In fact I had think about this before, and here is maybe a appropriate solution:

             t1=12           t2=11           t3=10
      |                |              |               | 
      __________________________________________________
      |                |              |                 |
      ---------------------------------------------------> time line 
P0    [------go 1------][-go 7-][-----------------][-go 6-][-go 4-]
P1    [-go 3-][-go 4-][------------go 2-----------][-go 1-][-go 2-]
P2    [-go 4-][-go 3-][-go 8-][-------------------][-----go 10-----]
                        |
                        |---->---->---->---->---->|
                        |                         |
                       STW start               release
STW:
    timeout := 1ms
    max_total_time := 2s
    total_time := 0
    set try_to_stw_flag
    for _,p = range [P0,P1,P2] {
        locked,timecost := mutex_lock_timeout(p,timeout)
        total_time+=timecost
        for locked is nil {
            scan [P0,P1,P2]'s currently running user goroutines' info
            dump it out // to trace struct || some log fd
            if total_time >= max_total_time{
                panic("stw take too long")
            }
            locked,timecost = mutex_lock_timeout(p,timeout)
            total_time+=timecost
        }
    }   
hnes commented 7 years ago

A little correction.

STW:
    timeout := 1ms
    max_total_time := 2s
    total_time := 0
    // ++ do not allocate the idle Processors to ready goroutines anymore
    set try_to_stw_flag
    for _,p = range [P0,P1,P2] {
        locked,timecost := mutex_lock_timeout(p,timeout)
        total_time+=timecost
        for locked is nil {
            // ++ may be it is hard to get the details( include func call stack) 
            // ++ of a running goroutine dynamically?
            scan [P0,P1,P2]'s currently running user goroutines' info
            dump it out // to trace struct || some log fd
            if total_time >= max_total_time{
                panic("stw take too long")
            }
            locked,timecost = mutex_lock_timeout(p,timeout)
            total_time+=timecost
        }
    }   
    // ++
    unset try_to_stw_flag
    // stw successfully
dvyukov commented 7 years ago

It seems that we just need to trace when we requested STW/foreachP and when we actually get STW/foreachP. The rest of info is already in the trace and can be inferred in the trace command (namely, what goroutines were running at the time of the request).

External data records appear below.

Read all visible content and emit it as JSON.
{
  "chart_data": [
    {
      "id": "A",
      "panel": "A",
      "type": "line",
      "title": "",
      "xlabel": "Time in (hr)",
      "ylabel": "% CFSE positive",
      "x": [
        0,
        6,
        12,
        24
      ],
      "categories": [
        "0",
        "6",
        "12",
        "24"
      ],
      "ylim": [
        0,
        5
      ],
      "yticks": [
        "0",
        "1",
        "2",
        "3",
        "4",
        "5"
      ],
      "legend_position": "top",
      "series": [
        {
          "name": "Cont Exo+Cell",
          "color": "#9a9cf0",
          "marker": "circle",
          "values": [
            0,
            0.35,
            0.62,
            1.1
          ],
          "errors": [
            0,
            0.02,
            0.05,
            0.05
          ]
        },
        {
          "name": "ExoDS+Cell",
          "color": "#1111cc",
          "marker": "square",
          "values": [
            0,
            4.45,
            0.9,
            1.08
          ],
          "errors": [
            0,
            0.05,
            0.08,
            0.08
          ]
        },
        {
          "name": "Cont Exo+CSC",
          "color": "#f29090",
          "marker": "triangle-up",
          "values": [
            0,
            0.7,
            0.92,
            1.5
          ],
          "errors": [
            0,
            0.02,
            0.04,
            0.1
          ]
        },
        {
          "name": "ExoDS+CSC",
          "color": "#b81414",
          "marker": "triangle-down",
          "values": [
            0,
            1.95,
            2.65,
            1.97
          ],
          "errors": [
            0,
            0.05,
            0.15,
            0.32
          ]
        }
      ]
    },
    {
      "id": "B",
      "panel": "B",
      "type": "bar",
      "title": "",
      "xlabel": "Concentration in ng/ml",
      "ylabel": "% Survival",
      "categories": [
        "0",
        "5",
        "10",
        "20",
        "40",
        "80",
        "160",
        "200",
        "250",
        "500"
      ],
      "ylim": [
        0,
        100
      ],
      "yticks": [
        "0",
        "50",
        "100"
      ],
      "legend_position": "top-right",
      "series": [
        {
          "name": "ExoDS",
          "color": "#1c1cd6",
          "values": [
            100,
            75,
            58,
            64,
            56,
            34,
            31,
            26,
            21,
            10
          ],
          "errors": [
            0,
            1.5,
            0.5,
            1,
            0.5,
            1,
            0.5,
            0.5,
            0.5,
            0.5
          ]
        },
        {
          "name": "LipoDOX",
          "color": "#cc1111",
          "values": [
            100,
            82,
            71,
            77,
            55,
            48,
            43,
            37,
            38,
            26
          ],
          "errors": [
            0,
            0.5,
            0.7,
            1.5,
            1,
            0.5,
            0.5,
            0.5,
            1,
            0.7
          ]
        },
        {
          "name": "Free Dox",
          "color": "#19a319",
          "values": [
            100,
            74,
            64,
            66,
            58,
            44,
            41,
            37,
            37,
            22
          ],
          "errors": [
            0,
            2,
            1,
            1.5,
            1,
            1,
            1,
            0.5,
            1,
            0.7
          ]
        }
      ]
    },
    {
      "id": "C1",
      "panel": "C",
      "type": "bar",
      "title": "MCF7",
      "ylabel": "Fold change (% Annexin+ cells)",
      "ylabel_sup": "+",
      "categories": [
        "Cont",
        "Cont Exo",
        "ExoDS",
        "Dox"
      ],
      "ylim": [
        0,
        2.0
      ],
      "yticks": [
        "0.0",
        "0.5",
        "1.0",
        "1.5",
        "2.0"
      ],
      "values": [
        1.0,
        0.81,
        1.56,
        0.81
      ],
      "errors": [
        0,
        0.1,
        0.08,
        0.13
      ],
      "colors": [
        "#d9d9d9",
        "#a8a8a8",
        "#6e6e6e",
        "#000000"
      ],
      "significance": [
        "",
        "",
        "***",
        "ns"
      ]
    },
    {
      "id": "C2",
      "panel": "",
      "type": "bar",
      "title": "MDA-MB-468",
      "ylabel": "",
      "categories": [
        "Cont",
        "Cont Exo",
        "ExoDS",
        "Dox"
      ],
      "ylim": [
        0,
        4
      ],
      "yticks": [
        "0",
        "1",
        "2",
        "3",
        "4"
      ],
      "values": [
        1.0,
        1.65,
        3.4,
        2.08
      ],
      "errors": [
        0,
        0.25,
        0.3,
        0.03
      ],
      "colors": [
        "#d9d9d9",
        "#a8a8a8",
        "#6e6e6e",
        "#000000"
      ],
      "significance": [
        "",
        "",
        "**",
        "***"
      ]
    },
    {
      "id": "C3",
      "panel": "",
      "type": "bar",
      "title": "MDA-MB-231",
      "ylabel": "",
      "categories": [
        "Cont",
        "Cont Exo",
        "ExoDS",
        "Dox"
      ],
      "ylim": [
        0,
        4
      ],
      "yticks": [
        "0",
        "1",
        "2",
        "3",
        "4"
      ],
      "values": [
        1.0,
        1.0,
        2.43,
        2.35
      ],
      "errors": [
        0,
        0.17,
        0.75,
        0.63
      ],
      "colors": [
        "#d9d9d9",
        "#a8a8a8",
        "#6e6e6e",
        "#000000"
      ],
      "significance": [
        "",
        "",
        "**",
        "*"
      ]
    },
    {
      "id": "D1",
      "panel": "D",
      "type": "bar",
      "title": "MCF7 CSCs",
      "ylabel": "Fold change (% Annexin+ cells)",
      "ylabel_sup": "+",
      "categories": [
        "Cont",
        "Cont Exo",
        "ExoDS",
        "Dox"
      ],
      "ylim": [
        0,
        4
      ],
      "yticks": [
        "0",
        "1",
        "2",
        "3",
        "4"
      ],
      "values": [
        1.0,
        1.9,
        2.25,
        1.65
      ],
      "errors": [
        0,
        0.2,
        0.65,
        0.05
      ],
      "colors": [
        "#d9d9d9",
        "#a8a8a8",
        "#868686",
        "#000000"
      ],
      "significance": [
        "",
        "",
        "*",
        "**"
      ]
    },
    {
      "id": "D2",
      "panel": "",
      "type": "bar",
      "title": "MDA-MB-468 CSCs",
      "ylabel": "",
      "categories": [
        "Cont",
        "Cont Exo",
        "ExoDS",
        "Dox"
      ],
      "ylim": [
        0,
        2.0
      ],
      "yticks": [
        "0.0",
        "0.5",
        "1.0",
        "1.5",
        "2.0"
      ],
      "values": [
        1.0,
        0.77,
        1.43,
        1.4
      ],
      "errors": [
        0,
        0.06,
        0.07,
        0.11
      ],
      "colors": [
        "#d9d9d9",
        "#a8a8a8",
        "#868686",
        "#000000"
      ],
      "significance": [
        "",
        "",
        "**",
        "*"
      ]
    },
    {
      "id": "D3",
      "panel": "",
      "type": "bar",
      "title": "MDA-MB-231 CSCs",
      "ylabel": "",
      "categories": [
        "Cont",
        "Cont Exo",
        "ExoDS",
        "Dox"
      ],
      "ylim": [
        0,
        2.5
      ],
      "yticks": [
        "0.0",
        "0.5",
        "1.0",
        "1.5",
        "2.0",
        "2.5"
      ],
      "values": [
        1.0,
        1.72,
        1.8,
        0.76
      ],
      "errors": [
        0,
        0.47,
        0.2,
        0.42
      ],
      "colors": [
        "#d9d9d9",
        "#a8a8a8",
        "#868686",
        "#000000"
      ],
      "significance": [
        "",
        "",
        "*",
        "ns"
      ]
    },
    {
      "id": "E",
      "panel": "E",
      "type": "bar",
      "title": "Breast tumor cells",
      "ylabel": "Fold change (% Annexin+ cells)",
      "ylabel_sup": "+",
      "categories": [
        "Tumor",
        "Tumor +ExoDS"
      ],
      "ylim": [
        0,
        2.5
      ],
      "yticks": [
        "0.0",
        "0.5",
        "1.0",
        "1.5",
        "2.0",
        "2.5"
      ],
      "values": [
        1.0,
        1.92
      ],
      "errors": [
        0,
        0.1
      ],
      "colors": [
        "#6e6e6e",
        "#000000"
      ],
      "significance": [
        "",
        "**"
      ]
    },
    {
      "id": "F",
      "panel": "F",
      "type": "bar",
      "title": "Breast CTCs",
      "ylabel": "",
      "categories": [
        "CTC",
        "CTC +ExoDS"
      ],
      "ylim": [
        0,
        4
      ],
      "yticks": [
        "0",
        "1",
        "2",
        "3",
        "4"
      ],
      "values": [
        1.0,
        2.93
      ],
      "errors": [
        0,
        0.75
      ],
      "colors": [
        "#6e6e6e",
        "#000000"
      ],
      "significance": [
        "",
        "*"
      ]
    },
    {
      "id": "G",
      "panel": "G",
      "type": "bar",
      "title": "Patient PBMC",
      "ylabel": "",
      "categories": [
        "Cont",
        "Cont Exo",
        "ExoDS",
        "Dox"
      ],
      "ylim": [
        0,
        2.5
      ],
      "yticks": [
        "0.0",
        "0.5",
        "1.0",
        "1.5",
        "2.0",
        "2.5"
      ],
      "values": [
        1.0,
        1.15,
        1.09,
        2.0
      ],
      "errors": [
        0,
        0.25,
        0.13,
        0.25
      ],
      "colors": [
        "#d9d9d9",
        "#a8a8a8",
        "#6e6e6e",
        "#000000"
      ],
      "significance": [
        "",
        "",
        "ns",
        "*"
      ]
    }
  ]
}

hnes commented 7 years ago

It seems that we just need to trace when we requested STW/foreachP and when we actually get STW/foreachP. The rest of info is already in the trace and can be inferred in the trace command (namely, what goroutines were running at the time of the request).

Bravo! And it would be much convinient to implement our new tool :D

rsc commented 7 years ago

OK, so it sounds like we should add that trace info to the trace dump file. But I still don't see what we're going to do to expose it, unless the STW is a different clearly marked bar already. What will it look like? A special command-line mode people need to know about is not discoverable enough.

aclements commented 7 years ago

We currently record mark termination STW, but somehow forgot about sweep termination STW. I've got a CL to add this for computing MMUs, but it would help with this analysis, too.

gopherbot commented 7 years ago

Change https://golang.org/cl/55411 mentions this issue: runtime,cmd/trace: trace GC STW events

rsc commented 7 years ago

OK, so after CL 55411, @aclements, is there anything else for this issue? Should we at least mark it proposal-accepted?

aclements commented 7 years ago

OK, so after CL 55411, @aclements, is there anything else for this issue?

In terms of infrastructure support, I believe CL 55411 is sufficient.

Should we at least mark it proposal-accepted?

I certainly hope we can make this analysis simply unnecessary, but it could be useful in the interim and in flushing out bugs. Presentation questions aside, it should be relatively straightforward to implement a robust version on top of the events added by CL 55411.

rsc commented 7 years ago

Marking Proposal-Hold until there's a clearer explanation of what the exposed UI is.